The modern mills on this site go back to the 1830s, when the site was purchased by John White. Four generations of the White family worked the mills, and the son and grandson of the founder were both provosts of Partick. John White (second Provost of Partick) built part of the surviving structure, enlarging the mills in 1877. The Whites were latterly taken over by Spillers, who owned the mill in the 1960s and then became part of Rank Hovis.

The name ‘Scotstoun’ has moved a few miles west from its origins, and on this site dates back to 1711, when William Walkinshaw of Scotstoun acquired the mills and began the milling of grain. The mills used the same natural fall on the Kelvin as powered the surviving Old Mill of Partick on the opposite bank (see FORK News no. 45, Spring 2008).

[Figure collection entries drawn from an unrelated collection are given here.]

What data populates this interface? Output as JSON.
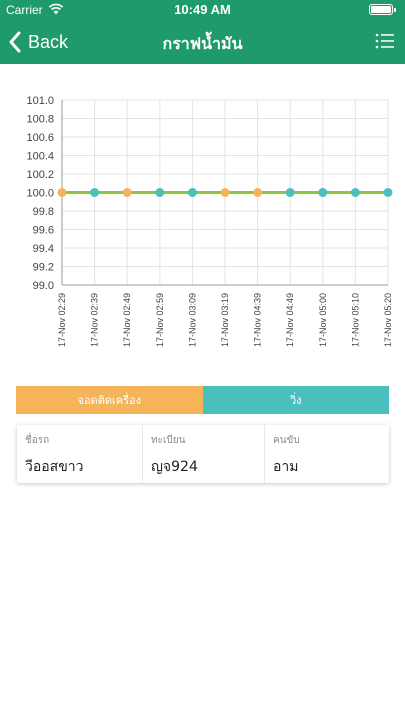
{
  "status_bar": {
    "carrier": "Carrier",
    "time": "10:49 AM"
  },
  "nav": {
    "back_label": "Back",
    "title": "กราฟน้ำมัน",
    "menu_icon": "list-menu-icon"
  },
  "chart_data": {
    "type": "line",
    "title": "",
    "xlabel": "",
    "ylabel": "",
    "ylim": [
      99.0,
      101.0
    ],
    "yticks": [
      "99.0",
      "99.2",
      "99.4",
      "99.6",
      "99.8",
      "100.0",
      "100.2",
      "100.4",
      "100.6",
      "100.8",
      "101.0"
    ],
    "categories": [
      "17-Nov 02:29",
      "17-Nov 02:39",
      "17-Nov 02:49",
      "17-Nov 02:59",
      "17-Nov 03:09",
      "17-Nov 03:19",
      "17-Nov 04:39",
      "17-Nov 04:49",
      "17-Nov 05:00",
      "17-Nov 05:10",
      "17-Nov 05:20"
    ],
    "series": [
      {
        "values": [
          100,
          100,
          100,
          100,
          100,
          100,
          100,
          100,
          100,
          100,
          100
        ]
      }
    ],
    "point_colors": [
      "#f5b35a",
      "#4bbfbd",
      "#f5b35a",
      "#4bbfbd",
      "#4bbfbd",
      "#f5b35a",
      "#f5b35a",
      "#4bbfbd",
      "#4bbfbd",
      "#4bbfbd",
      "#4bbfbd"
    ],
    "line_color": "#8cc63f",
    "grid": true
  },
  "legend_bar": {
    "engine_off_label": "จอดติดเครื่อง",
    "engine_off_color": "#f5b35a",
    "running_label": "วิ่ง",
    "running_color": "#4bbfbd"
  },
  "info": {
    "car_name_label": "ชื่อรถ",
    "car_name_value": "วีออสขาว",
    "plate_label": "ทะเบียน",
    "plate_value": "ญจ924",
    "driver_label": "คนขับ",
    "driver_value": "อาม"
  },
  "colors": {
    "brand_green": "#1f9a6b"
  }
}
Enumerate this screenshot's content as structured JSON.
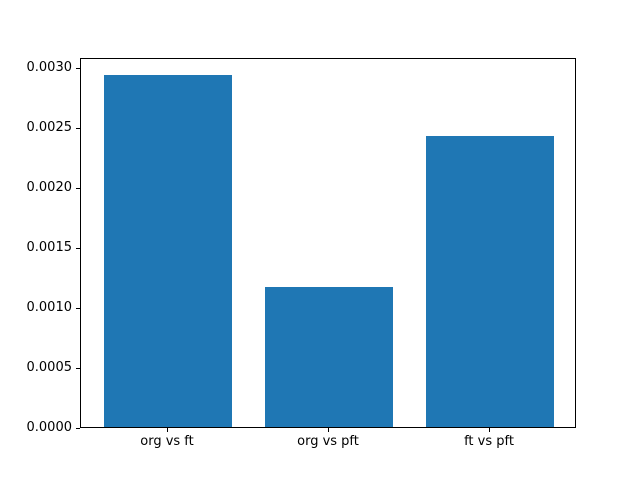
{
  "chart_data": {
    "type": "bar",
    "title": "",
    "xlabel": "",
    "ylabel": "",
    "categories": [
      "org vs ft",
      "org vs pft",
      "ft vs pft"
    ],
    "values": [
      0.00294,
      0.00117,
      0.00243
    ],
    "yticks": [
      {
        "value": 0.0,
        "label": "0.0000"
      },
      {
        "value": 0.0005,
        "label": "0.0005"
      },
      {
        "value": 0.001,
        "label": "0.0010"
      },
      {
        "value": 0.0015,
        "label": "0.0015"
      },
      {
        "value": 0.002,
        "label": "0.0020"
      },
      {
        "value": 0.0025,
        "label": "0.0025"
      },
      {
        "value": 0.003,
        "label": "0.0030"
      }
    ],
    "ylim": [
      0,
      0.003087
    ],
    "xlim": [
      -0.54,
      2.54
    ],
    "bar_width": 0.8,
    "grid": false,
    "legend": null,
    "colors": {
      "bar": "#1f77b4",
      "spine": "#000000",
      "tick": "#000000",
      "text": "#000000",
      "background": "#ffffff"
    }
  }
}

The mills have long ceased to use water power. The earliest mills on the site and their water wheels were at the downstream end of the modern site, beside the fall. The original mill on this site was known as the Old ‘Waulk’ Mill of Partick, as opposed to the old ‘Grain’ Mill of Partick on the east bank. It was established in the early 1500s. Waulk mills used water power to drive large mallets which pounded woven cloth in vats to wash and soften it.

The story does not end with the old waulk mill: directly downstream was a smaller mill, known as the Wee Mill. This was driven by water collected in a lower ‘Wee Dam’ just below the falls. Although the site has changed immeasurably, the natural waterfall still remains as a clue to the location of Partick’s original mills.